La chica orienta el aparato ajustándose a las posibilidades que tiene, no puede acercarse mucho más debido a la proximidad de cables y el techo que cubre parcialmente el parking. Mantiene el helicóptero en suspensión, mientras Iker saca de uno de los bolsillos laterales una hoja y un bolígrafo.
—¿Ahora se va a poner a hacer dibujitos, teniente? —bromea Carolina.
—No, voy a intentar realizar un plano orientativo de dónde están los autobuses y cómo llegar hasta ellos.
Después de unos momentos trazando líneas y escribiendo anotaciones, el teniente vuelve a doblar el papel y lo introduce en su bolsillo de nuevo.
—Vámonos a casa —ordena Iker.
El helicóptero se zarandea lentamente, cogiendo altura, hasta que ya, por fin, vira hacia el sentido contrario de la estación y encara el paseo de la Castellana en dirección al estadio.
Una auténtica horda de infectados alza los brazos con la esperanza de alcanzarles, los pobres infelices siguen el ruido del helicóptero como si fueran lobos tras los pasos de un asustado conejo.
—Están tardando demasiado, Víctor, no me gusta un pelo —protesto.
—Si esa chica hiciera el intento de huir, te aseguro que Iker, antes de permitirlo, derribaría el aparato con los dos dentro —Víctor trata de calmarme. Su cara no concuerda con sus palabras, pero la responsabilidad que le ha caído en ausencia de Iker le hace ser prudente.
De pronto, el inconfundible sonido del helicóptero se hace presente cada vez más cerca. Miramos al cielo como si fuésemos campesinos esperando a la lluvia durante el mes de agosto.
Y tras un rato angustioso, las enormes aspas aparecen surcando el cielo madrileño, provocando de nuevo la salida masiva de supervivientes al césped.
Una vez posado con suma precisión de nuevo en el centro del campo, las aspas comienzan a ralentizar su frenético girar hasta detenerse completamente.
Las puertas se abren, y tras ellas aparecen Iker y Carolina. La chica baja del aparato mirándome fijamente con un gesto de satisfacción. La media sonrisa la delata, sabe que ha dejado en evidencia a Iker y esperará paciente su momento para echárselo en cara.
Se aproxima hacia mí, Lorena permanece a mi lado. Al llegar a mi altura se detiene sin mirarme, permanece mirando al frente.
—Aún tenemos una conversación pendiente. Cuando quieras ya sabes dónde encontrarme —me dice al oído. Y tras estas palabras continúa su marcha hacia la salida de los vestuarios, seguida de Iker y Víctor.
Lorena se me queda mirando con cara de pocos amigos, no le ha hecho ni la más mínima gracia el comentario.

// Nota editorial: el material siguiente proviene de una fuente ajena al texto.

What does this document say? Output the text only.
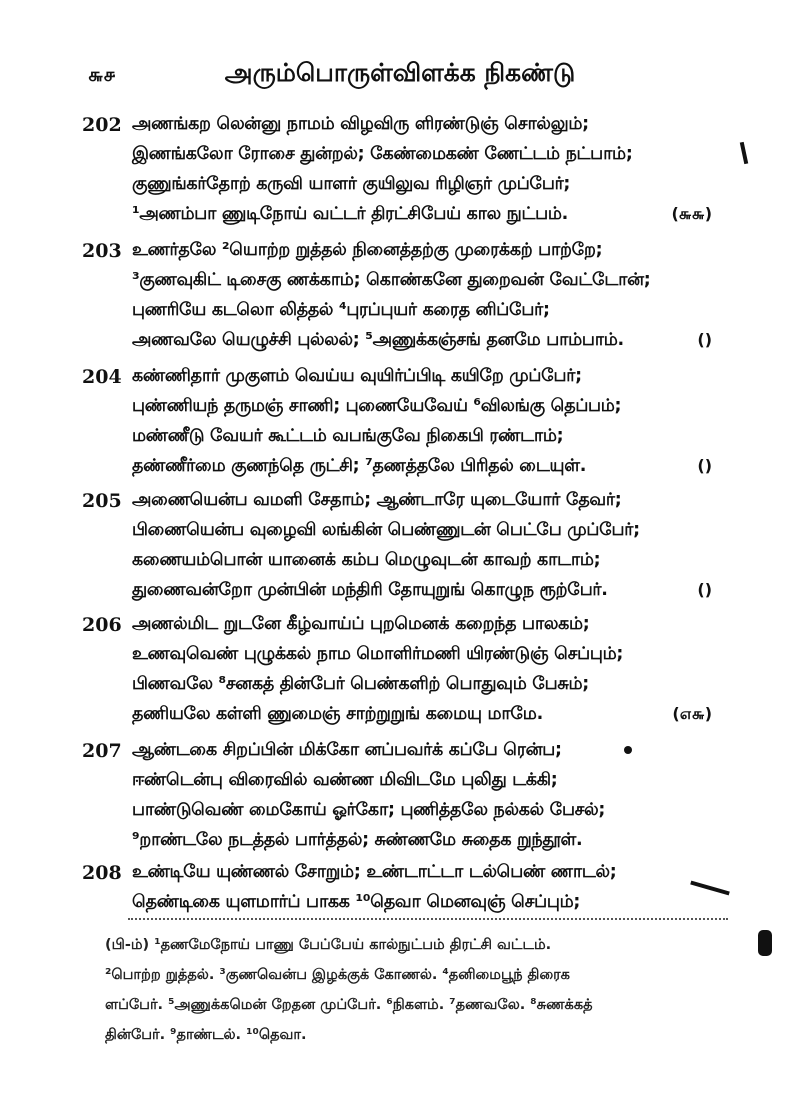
௬௪	அரும்பொருள்விளக்க நிகண்டு
202 அணங்கற லென்னு நாமம் விழவிரு ளிரண்டுஞ் சொல்லும்;
இணங்கலோ ரோசை துன்றல்; கேண்மைகண் ணேட்டம் நட்பாம்;
குணுங்கர்தோற் கருவி யாளர் குயிலுவ ரிழிஞர் முப்பேர்;
¹அணம்பா ணுடிநோய் வட்டர் திரட்சிபேய் கால நுட்பம்.	(௬௬)
203 உணர்தலே ²யொற்ற றுத்தல் நினைத்தற்கு முரைக்கற் பாற்றே;
³குணவுகிட் டிசைகு ணக்காம்; கொண்கனே துறைவன் வேட்டோன்;
புணரியே கடலொ லித்தல் ⁴புரப்புயர் கரைத னிப்பேர்;
அணவலே யெழுச்சி புல்லல்; ⁵அணுக்கஞ்சங் தனமே பாம்பாம்.	()
204 கண்ணிதார் முகுளம் வெய்ய வுயிர்ப்பிடி கயிறே முப்பேர்;
புண்ணியந் தருமஞ் சாணி; புணையேவேய் ⁶விலங்கு தெப்பம்;
மண்ணீடு வேயர் கூட்டம் வபங்குவே நிகைபி ரண்டாம்;
தண்ணீர்மை குணந்தெ ருட்சி; ⁷தணத்தலே பிரிதல் டையுள்.	()
205 அணையென்ப வமளி சேதாம்; ஆண்டாரே யுடையோர் தேவர்;
பிணையென்ப வுழைவி லங்கின் பெண்ணுடன் பெட்பே முப்பேர்;
கணையம்பொன் யானைக் கம்ப மெழுவுடன் காவற் காடாம்;
துணைவன்றோ முன்பின் மந்திரி தோயுறுங் கொழுந ரூற்பேர்.	()
206 அணல்மிட றுடனே கீழ்வாய்ப் புறமெனக் கறைந்த பாலகம்;
உணவுவெண் புழுக்கல் நாம மொளிர்மணி யிரண்டுஞ் செப்பும்;
பிணவலே ⁸சனகத் தின்பேர் பெண்களிற் பொதுவும் பேசும்;
தணியலே கள்ளி ணுமைஞ் சாற்றுறுங் கமையு மாமே.	(௭௬)
207 ஆண்டகை சிறப்பின் மிக்கோ னப்பவர்க் கப்பே ரென்ப;
ஈண்டென்பு விரைவில் வண்ண மிவிடமே புலிது டக்கி;
பாண்டுவெண் மைகோய் ஓர்கோ; புணித்தலே நல்கல் பேசல்;
⁹றாண்டலே நடத்தல் பார்த்தல்; சுண்ணமே சுதைக றுந்தூள்.
208 உண்டியே யுண்ணல் சோறும்; உண்டாட்டா டல்பெண் ணாடல்;
தெண்டிகை யுளமார்ப் பாகக ¹⁰தெவா மெனவுஞ் செப்பும்;
(பி-ம்) ¹தணமேநோய் பாணு பேப்பேய் கால்நுட்பம் திரட்சி வட்டம்.
²பொற்ற றுத்தல். ³குணவென்ப இழக்குக் கோணல். ⁴தனிமைபூந் திரைக
ளப்பேர். ⁵அணுக்கமென் றேதன முப்பேர். ⁶நிகளம். ⁷தணவலே. ⁸சுணக்கத்
தின்பேர். ⁹தாண்டல். ¹⁰தெவா.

—Alfonso, espero que esa tía no intente nada contigo, porque si es así y me entero, tendremos un problema serio y una superviviente menos, no sé si te ha quedado claro —me dice clavándome como un puñal la mirada.

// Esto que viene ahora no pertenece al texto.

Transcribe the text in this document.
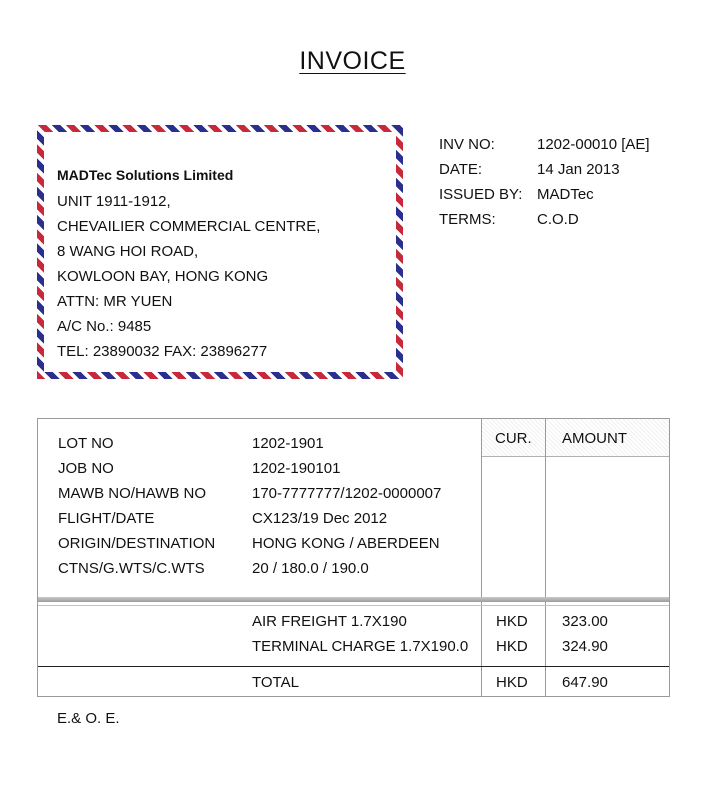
INVOICE
MADTec Solutions Limited
UNIT 1911-1912,
CHEVAILIER COMMERCIAL CENTRE,
8 WANG HOI ROAD,
KOWLOON BAY, HONG KONG
ATTN: MR YUEN
A/C No.: 9485
TEL: 23890032 FAX: 23896277
INV NO:	1202-00010 [AE]
DATE:	14 Jan 2013
ISSUED BY: MADTec
TERMS:	C.O.D
CUR. AMOUNT
LOT NO	1202-1901
JOB NO	1202-190101
MAWB NO/HAWB NO	170-7777777/1202-0000007
FLIGHT/DATE	CX123/19 Dec 2012
ORIGIN/DESTINATION HONG KONG / ABERDEEN
CTNS/G.WTS/C.WTS	20 / 180.0 / 190.0
AIR FREIGHT 1.7X190	HKD 323.00
TERMINAL CHARGE 1.7X190.0 HKD 324.90
TOTAL	HKD 647.90
E.& O. E.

—Muy claro, pero puedes estar tranquila, sólo quiere contarme una cosa, y si dependiera de mí, tú estarías delante —la tranquilizo.
Toda la gente se arremolina en torno al helicóptero, todavía caliente por los motores. Todos cuchichean e intercambian impresiones de lo acontecido, muchos de ellos me dedican miradas indiscretas. Saben que mi relación con el teniente es fluida y no dudarán en intentar sacarme información.

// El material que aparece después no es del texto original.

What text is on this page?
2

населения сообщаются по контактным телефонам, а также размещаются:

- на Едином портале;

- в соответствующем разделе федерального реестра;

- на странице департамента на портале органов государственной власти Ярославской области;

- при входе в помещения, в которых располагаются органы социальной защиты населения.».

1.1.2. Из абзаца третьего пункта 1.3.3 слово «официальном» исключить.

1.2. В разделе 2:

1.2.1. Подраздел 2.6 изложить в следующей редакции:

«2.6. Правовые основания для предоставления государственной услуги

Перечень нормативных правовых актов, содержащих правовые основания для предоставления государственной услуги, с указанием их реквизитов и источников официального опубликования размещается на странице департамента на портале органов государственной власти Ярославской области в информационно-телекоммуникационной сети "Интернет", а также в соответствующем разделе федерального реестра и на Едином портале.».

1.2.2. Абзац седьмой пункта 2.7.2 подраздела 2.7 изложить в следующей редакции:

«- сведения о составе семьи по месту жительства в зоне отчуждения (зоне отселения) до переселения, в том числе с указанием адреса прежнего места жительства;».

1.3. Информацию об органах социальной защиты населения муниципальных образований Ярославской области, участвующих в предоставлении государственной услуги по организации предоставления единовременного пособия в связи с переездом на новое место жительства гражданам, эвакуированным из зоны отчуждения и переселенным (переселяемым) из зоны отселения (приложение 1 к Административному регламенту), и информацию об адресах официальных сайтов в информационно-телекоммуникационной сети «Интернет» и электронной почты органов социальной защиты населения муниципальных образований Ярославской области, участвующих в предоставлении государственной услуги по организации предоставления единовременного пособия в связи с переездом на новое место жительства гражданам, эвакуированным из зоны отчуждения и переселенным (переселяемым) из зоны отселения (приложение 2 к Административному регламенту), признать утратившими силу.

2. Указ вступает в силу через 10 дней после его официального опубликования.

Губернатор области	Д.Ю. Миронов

Como imaginaba, es Tito el primero en acercarse.
—Alfonsito, guapo, ¿a que les vas a decir a tus compañeros de trabajo lo que está pasando aquí? —me dice, tratando de sonsacarme.
—Tito, sabes que sé algo, pero también sabes que no te puedo decir nada. Esperaos un poco, te prometo que pronto os daré alguna novedad, pero lo único que te puedo decir es que son buenas noticias —respondo.
Ixa y Jorge están junto a Tito, y parece que la respuesta les ha dejado igual que estaban. Sus caras reflejan la extrañeza del momento, saben de sobra que algo está pasando y quieren saberlo.
Sé que me tienen mucho aprecio, las largas jornadas de trabajo pasando frío han hecho fraguar nuestra amistad. Han logrado hacerse un hueco en mi círculo más cercano, uniéndose a Cristian, Marta o Soraya. Creo que sabemos todo de todos: gustos, defectos, aficiones, e incluso amoríos. Ojalá logremos todos salir de aquí y llegar hasta ese lugar que promete la libertad que tanto anhelamos.